Başarıları tarih sayfalarına sığmayan İzmir’in, Ege’nin incisi, Mili mücadelenin İzmir’deki simge kulübü, futbol tarihimizde deplasmanda maç oynayan ilk Türk takımı, 15 kez İzmir şampiyonluğu yaşayan tek takım, kendi bünyesinden iki kulüp daha çıkaran (Altınordu-Göztepe) ilk ve tek Türk takımı, eski adı Fuar Şehirleri Kupası olan UEFA Kupası’na katılan ilk Türk takımı, Fenerbahçe, Galatasaray ve Beşiktaş’ın Süper Lig’de ki ilk üç geleneğini bozan ilk takım, Türkiye Kupası’nı, bu üç takım dışında kazanan ilk takım, İzmir’in ilk milli atleti ve ilk milli futbolcusunu yetiştiren Büyük Altay, büyük başarılar kazandığı, tarihini şekillendirdiği, tüm İzmir’e büyük gururlar yaşattığı evine bu akşam geri dönüyor.

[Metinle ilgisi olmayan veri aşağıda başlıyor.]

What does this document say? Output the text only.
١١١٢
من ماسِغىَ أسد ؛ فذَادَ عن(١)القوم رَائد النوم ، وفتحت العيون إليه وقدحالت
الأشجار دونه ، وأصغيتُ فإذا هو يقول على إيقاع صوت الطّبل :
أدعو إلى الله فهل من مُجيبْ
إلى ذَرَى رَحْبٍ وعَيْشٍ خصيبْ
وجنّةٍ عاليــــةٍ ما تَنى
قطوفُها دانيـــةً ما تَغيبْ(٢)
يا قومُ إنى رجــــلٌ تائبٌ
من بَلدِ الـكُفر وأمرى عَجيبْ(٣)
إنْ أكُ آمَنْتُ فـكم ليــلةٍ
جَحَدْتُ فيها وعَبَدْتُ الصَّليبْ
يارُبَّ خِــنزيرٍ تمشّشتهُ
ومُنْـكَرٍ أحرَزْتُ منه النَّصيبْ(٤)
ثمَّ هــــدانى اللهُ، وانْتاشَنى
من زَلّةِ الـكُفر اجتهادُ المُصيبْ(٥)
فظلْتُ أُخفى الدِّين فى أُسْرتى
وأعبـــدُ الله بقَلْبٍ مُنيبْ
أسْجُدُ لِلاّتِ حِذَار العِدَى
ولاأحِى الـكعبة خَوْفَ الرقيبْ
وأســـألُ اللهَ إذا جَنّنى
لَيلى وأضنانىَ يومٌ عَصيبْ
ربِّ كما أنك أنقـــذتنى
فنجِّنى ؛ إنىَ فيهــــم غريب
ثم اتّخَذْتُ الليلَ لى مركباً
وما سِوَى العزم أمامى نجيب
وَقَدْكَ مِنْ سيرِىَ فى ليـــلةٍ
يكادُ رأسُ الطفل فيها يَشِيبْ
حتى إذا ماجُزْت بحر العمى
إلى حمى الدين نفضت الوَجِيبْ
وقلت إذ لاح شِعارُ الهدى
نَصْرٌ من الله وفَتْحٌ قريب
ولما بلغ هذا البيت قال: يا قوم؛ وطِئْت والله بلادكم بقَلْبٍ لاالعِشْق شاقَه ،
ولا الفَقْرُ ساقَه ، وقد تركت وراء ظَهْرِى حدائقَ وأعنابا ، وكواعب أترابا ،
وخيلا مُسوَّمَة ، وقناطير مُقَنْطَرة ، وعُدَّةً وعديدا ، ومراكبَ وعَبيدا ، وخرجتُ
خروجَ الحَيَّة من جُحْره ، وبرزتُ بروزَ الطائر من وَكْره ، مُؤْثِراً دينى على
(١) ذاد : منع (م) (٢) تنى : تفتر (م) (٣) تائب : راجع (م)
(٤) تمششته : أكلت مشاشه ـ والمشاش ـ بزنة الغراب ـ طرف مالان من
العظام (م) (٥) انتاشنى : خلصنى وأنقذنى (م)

Uzun süren isim tartışmalarının ardından Mustafa Denizli Alsancak Stadyumu olarak faaliyet göstermesine karar verilen yeni tesis, yine İzmir’in simge isimlerinden Mustafa Denizli’nin adının henüz yaşarken ölümsüzleştirilmesi anlamında da büyük önem taşıyor. Yaşanan son gelişmelerin ardından aldığı kararla bu yeni stadyumda maç yapmamayı seçen Altınordu, hem İzmir futbolu hem de kendi kulüp geleceği için bence doğru bir karar verdi. 13 Nisan’da yazmış olduğum yazımda belirttiğim gibi antrenman tesisleri Torbalı’da olan Altınordu için Tire Stadyumu şu aşamada çok daha uygun gözüküyor.

Yapımına 2015 yılında başlanan ve nihayet bugün kapılarını tüm İzmirlilere ve Altaylılara açacak olan Mustafa Denizli Alsancak Stadyumu bundan yıllar önce olduğu gibi yine siyah beyazlıların evi olmaya devam edecek. Şehrin merkezinde olması ve birçok toplu taşıma aracı ile ulaşım sağlanabiliyor olması da tesisin en büyük avantajlarından bir tanesi.

Yaklaşık 4 gündür aralıksız bir şekilde bugün oynanacak maç için hazırlıklarını sürdüren Altay taraftarları, bir maç içerisinde tam 3 tane koreografi gerçekleştirerek aynı zamanda dünya tarihinde bir ilke imza atmış olacaklar. Maçın başlangıç düdüğüyle birlikte adeta bir görsel şölene dönüşecek olan karşılaşmada, henüz ben yazımı kaleme alırken biletlerin bitmek üzere olduğu bilgisine ulaştım. Maç saatinde beklenen sağanak yağış uyarısına rağmen biletlere gösterilen büyük ilgi, aslında Altaylı taraftarların kendi evlerine ne kadar sahip çıktığının bir başka göstergesi. Mustafa Denizli’nin “Ben orada uyudum, maça çıktım, antrenmana çıktım. Alsancak tarifi mümkün olmayan bir konumdadır Altay için. Alsancak için Altay, Altay için Alsancak etle tırnak gibidir. Mümkün değil ayrılmaz" sözlerinin anlamı bugün aslında çok daha net bir şekilde gün yüzüne çıkmış oldu.

Çok uzun yıllardır süren bekleyiş bugün sona eriyor. Ben de erkenden stadyumdaki yerimi alıp, bu önemli coşkuya ortak olacağım. Eminim ki İzmir’in Büyük Altay’ı, yıllar sonra geri döndüğü Süper Lig’de, Büyük Mustafa önderliğinde çok daha keyifli başarılara imza atacaktır.

Daha önce de söyledim. Stadın adının, renginin, cisminin ne olduğunun hiçbir önemi yoktu. Zaten tüm İzmirliler için Alsancak Altay, Altay ise Alsancak demektir. Bu akşam bunu tüm Türkiye bir kez daha görmüş olacak.